As a reputable contractor, you carry adequate insurance to cover you and your company in the event of a claim. The last thing that you expect is that your claim will be denied and unpaid, leaving you vulnerable to a lawsuit.
Insurance companies have serious obligations to their policyholders. One of their primary duties is to always act in good faith. When the liability is reasonably clear, they are obliged to pay the claim in a timely manner.
If there is some question about the liability, they also have the duty to defend their policyholders in lawsuits that arise out of the incident(s).
When your insurance company drops the liability ball and leaves you hanging, you have few options other than suing them for these deficits. After all, that’s the sole reason that you paid all of your insurance premiums.

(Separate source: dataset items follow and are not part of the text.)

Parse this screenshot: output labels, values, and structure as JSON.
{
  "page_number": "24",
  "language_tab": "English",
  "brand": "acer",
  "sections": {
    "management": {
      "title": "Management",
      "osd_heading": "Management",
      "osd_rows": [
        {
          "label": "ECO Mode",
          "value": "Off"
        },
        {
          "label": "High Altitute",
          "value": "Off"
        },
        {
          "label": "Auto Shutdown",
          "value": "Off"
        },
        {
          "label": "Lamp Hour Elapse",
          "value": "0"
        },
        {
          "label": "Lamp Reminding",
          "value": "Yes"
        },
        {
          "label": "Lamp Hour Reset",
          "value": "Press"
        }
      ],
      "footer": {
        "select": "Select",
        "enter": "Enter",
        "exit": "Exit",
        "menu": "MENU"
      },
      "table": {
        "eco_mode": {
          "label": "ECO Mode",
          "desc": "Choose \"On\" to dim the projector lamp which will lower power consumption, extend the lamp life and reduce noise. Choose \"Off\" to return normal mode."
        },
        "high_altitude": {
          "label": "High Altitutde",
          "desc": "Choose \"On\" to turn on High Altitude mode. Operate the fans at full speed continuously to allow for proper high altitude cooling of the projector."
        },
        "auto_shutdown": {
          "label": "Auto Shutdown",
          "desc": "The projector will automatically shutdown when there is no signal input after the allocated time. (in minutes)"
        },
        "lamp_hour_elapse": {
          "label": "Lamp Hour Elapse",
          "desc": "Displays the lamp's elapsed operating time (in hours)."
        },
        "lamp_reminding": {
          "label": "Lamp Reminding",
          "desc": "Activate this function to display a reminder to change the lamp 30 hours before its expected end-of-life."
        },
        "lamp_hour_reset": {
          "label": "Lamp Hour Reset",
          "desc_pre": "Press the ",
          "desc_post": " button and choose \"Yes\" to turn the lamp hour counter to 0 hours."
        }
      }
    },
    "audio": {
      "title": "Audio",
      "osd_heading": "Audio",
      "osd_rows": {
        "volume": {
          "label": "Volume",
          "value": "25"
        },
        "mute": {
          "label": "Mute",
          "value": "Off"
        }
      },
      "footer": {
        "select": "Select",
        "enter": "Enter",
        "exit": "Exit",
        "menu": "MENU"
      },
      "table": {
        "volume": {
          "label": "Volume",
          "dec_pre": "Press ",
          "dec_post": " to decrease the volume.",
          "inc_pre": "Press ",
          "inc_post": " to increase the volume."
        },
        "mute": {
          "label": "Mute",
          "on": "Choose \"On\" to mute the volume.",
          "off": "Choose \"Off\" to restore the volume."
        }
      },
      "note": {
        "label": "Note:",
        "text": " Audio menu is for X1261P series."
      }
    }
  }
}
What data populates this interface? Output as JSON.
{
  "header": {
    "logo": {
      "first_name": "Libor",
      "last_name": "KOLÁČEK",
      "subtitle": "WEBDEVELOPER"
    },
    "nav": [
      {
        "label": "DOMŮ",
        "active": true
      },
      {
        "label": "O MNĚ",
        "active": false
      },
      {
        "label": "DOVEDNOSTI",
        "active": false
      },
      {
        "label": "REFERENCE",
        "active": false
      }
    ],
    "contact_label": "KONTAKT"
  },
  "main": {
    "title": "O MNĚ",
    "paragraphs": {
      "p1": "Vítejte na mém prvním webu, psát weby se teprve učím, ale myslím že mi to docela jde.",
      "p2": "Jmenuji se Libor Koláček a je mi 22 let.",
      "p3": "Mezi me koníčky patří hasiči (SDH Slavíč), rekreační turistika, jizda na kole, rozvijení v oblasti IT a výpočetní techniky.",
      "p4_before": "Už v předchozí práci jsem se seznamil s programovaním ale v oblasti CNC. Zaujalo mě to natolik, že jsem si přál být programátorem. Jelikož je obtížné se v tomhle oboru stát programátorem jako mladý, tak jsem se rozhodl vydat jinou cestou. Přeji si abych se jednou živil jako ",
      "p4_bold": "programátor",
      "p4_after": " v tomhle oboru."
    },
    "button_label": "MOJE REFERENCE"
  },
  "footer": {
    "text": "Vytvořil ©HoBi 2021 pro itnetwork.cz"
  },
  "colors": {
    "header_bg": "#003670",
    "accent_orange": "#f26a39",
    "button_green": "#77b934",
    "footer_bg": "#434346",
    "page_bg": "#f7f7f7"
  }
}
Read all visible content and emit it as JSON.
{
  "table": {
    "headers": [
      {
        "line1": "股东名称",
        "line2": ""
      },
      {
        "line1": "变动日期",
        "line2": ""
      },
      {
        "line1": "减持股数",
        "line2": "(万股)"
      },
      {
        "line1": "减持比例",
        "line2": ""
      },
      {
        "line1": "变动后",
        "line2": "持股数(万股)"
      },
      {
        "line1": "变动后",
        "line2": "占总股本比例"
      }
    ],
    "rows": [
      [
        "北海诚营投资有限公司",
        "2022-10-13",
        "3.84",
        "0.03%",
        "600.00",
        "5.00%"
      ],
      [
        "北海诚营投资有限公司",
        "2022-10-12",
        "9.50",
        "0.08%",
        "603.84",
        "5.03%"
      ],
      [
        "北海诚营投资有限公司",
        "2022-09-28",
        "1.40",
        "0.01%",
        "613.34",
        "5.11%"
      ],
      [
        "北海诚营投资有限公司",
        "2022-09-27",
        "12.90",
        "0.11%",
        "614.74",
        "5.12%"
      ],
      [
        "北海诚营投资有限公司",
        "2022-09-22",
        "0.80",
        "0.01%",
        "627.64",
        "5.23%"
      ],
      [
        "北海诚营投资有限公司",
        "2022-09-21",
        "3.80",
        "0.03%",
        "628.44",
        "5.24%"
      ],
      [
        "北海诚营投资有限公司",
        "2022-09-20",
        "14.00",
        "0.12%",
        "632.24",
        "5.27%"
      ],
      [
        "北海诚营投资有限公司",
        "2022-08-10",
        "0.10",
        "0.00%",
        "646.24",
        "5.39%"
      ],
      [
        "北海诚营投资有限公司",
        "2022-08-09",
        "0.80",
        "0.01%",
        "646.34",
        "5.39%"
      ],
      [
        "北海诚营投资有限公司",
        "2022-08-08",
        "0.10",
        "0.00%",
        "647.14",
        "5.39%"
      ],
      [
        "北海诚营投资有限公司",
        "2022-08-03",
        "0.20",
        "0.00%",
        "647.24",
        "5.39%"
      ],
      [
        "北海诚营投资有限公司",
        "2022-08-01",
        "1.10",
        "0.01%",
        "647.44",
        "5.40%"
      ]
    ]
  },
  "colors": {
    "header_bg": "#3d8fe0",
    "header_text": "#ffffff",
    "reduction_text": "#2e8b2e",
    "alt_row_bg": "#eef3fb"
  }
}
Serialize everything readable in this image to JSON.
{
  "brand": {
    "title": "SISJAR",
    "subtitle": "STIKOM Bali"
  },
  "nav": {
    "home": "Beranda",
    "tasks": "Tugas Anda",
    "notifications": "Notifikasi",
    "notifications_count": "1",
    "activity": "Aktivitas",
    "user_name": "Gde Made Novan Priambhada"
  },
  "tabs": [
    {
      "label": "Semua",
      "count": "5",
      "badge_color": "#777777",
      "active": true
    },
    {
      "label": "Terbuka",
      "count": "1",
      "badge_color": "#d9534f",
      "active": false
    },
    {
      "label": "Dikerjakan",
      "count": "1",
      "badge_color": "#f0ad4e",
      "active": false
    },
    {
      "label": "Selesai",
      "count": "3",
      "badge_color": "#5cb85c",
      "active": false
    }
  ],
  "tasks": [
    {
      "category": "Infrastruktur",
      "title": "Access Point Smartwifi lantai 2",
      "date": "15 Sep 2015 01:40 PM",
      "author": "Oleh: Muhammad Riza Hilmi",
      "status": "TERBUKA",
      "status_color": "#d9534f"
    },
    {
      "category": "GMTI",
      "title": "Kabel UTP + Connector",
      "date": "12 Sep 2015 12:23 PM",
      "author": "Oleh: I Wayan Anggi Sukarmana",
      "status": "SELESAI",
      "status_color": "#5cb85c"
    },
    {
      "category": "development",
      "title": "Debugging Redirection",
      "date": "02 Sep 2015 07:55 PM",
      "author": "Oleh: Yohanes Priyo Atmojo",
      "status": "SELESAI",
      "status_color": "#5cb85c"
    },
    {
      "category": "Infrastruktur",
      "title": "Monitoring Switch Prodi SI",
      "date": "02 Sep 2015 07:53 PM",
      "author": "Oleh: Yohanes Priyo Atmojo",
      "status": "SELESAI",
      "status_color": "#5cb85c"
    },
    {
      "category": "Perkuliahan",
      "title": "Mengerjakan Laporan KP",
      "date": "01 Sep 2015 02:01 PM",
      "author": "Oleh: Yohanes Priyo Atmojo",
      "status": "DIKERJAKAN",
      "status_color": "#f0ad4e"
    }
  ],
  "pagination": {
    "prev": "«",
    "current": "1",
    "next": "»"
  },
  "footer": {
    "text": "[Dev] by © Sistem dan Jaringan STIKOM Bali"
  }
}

Filing a breach of contract or bad faith lawsuit against your insurance carrier should only be done as a last resort after all attempts to resolve the matter have otherwise failed. You may also be able to look into the possibility of suing the balking insurance company for unfair trade practices.
To build the strongest case possible, you will need to keep detailed records of all your attempts to settle the matter. Keep copies of all letters mailed and emails sent, and take notes during each phone call. Specify to whom you spoke, and when, their title and any comments or offers they made to settle the matter outside of court.
You may find that at a certain point, you will fare better after retaining an attorney who can press forward with resolving the matter for you either in or out of court.